Depuis hier, je traîne le désespoir dans lequel m'a mise ta lettre … Tu veux disparaître!… Un jour, peut-être prochain, où notre bien-aimée mère nous quittera, tu veux disparaître, m'abandonner pour toujours. Table rase de tous nos souvenirs, engloutissement de notre passé,—la vieille case de Brightbury vendue, les objets chéris dispersés,—et toi qui ne seras pas mort …! qui seras là quelque part à végéter sous la griffe de Satan, quelque part où je ne saurai pas, mais où je sentirai que tu vieillis et que tu souffres!… Que Dieu plutôt te fasse mourir! Alors, je te pleurerai; alors, je saurai qu'il faut ainsi que le vide se fasse, j'accepterai, je souffrirai, je courberai la tête.

Ce que tu dis me révolte et me fait saigner la chair.
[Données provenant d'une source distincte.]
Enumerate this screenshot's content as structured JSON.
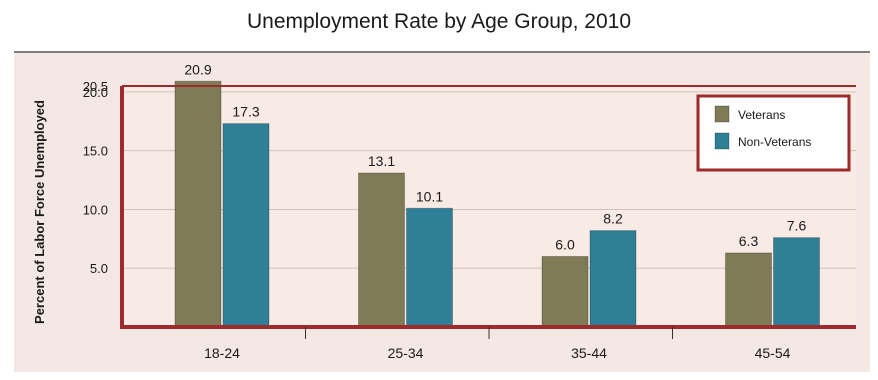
{
  "chart_data": {
    "type": "bar",
    "title": "Unemployment Rate by Age Group, 2010",
    "xlabel": "",
    "ylabel": "Percent of Labor Force Unemployed",
    "categories": [
      "18-24",
      "25-34",
      "35-44",
      "45-54"
    ],
    "series": [
      {
        "name": "Veterans",
        "values": [
          20.9,
          13.1,
          6.0,
          6.3
        ],
        "labels": [
          "20.9",
          "13.1",
          "6.0",
          "6.3"
        ]
      },
      {
        "name": "Non-Veterans",
        "values": [
          17.3,
          10.1,
          8.2,
          7.6
        ],
        "labels": [
          "17.3",
          "10.1",
          "8.2",
          "7.6"
        ]
      }
    ],
    "ylim": [
      0,
      20.5
    ],
    "yticks": [
      5.0,
      10.0,
      15.0,
      20.0,
      20.5
    ],
    "ytick_labels": [
      "5.0",
      "10.0",
      "15.0",
      "20.0",
      "20.5"
    ],
    "grid": true,
    "legend_position": "top-right",
    "colors": {
      "Veterans": "#7f7b57",
      "Non-Veterans": "#2f8096",
      "frame": "#9e2a2b",
      "plot_background": "#f8ebe6",
      "outer_background": "#f3e8e3",
      "gridline": "#cfc2bc"
    }
  }
}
Tu le ferais donc, puisque tu le dis; tu le ferais d'un visage froid, d'un coeur sec, puisque tu te persuades suivre un fil fatal et maudit, puisque je ne suis plus rien dans ton existence … Ta vie est ma vie, il y a un recoin de moi-même où personne n'est … c'est ta place à toi, et quand tu me quitteras, elle sera vide et me brûlera.
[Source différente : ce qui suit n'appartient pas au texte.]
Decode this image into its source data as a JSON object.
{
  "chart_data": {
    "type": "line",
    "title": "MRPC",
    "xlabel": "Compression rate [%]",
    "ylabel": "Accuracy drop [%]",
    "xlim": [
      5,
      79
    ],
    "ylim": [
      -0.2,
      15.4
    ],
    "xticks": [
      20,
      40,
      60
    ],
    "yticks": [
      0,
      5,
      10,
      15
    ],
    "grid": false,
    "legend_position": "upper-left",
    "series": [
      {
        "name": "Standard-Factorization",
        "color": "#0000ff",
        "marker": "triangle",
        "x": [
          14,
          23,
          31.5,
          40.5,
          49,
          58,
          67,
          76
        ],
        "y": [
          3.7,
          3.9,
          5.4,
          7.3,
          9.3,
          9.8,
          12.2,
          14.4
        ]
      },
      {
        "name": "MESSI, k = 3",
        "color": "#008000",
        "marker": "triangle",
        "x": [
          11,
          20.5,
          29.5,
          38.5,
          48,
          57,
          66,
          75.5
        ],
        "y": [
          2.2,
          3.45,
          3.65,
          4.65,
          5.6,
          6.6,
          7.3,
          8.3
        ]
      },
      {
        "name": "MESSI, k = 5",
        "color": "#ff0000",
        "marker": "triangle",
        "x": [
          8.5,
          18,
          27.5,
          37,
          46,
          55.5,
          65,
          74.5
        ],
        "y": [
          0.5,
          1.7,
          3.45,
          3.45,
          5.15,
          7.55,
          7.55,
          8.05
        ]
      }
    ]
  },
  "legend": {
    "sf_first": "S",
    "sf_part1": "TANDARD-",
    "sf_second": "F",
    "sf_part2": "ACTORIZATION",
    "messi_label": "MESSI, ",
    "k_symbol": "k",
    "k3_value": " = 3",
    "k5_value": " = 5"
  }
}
J'ai perdu mon frère, je suis prévenue—affaire de temps, de quelques mois peut-être,—il est perdu pour le temps, et l'éternité, déjà mort de mille morts. Et tout s'effondre, et tout se brise. Le voilà, l'enfant chéri qui plonge dans un abîme sans fond,—l'abîme des abîmes! Il souffre, l'air lui manque, la lumière, le soleil; mais il est sans force; ses yeux restent attachés au fond, à ses pieds; il ne relève plus sa tête, il ne peut plus, le prince des ténèbres le lui défend … Quelquefois pourtant il veut résister. Il entend une voix lointaine, celle qui a bercé son enfance; mais le prince lui dit: " Mensonge, vanité, folie! " et le pauvre enfant, lié, garrotté, au fond de son abîme, sanglant, éperdu, ayant appris de son maître à appeler le bien mal, et le mal bien, que fait-il?… il sourit.
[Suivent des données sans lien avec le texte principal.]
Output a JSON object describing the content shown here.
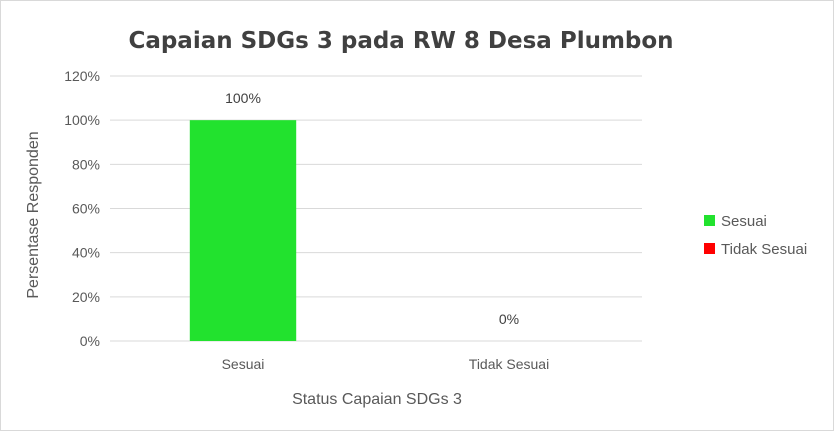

Rien ne me surprend de ta pauvre âme travaillée et chargée, même pas le sourire moqueur de Satan … il le fallait bien!

Tu l'as même perdue, pauvre frère, cette soif d'honnêteté dont tu me parlais. Tu ne la veux plus cette petite compagne douce et modeste, fraîche, tendre et jolie, aimable, la mère de petits enfants que tu aurais aimés. Je la voyais, là, dans le vieux salon, assise sous les vieux portraits …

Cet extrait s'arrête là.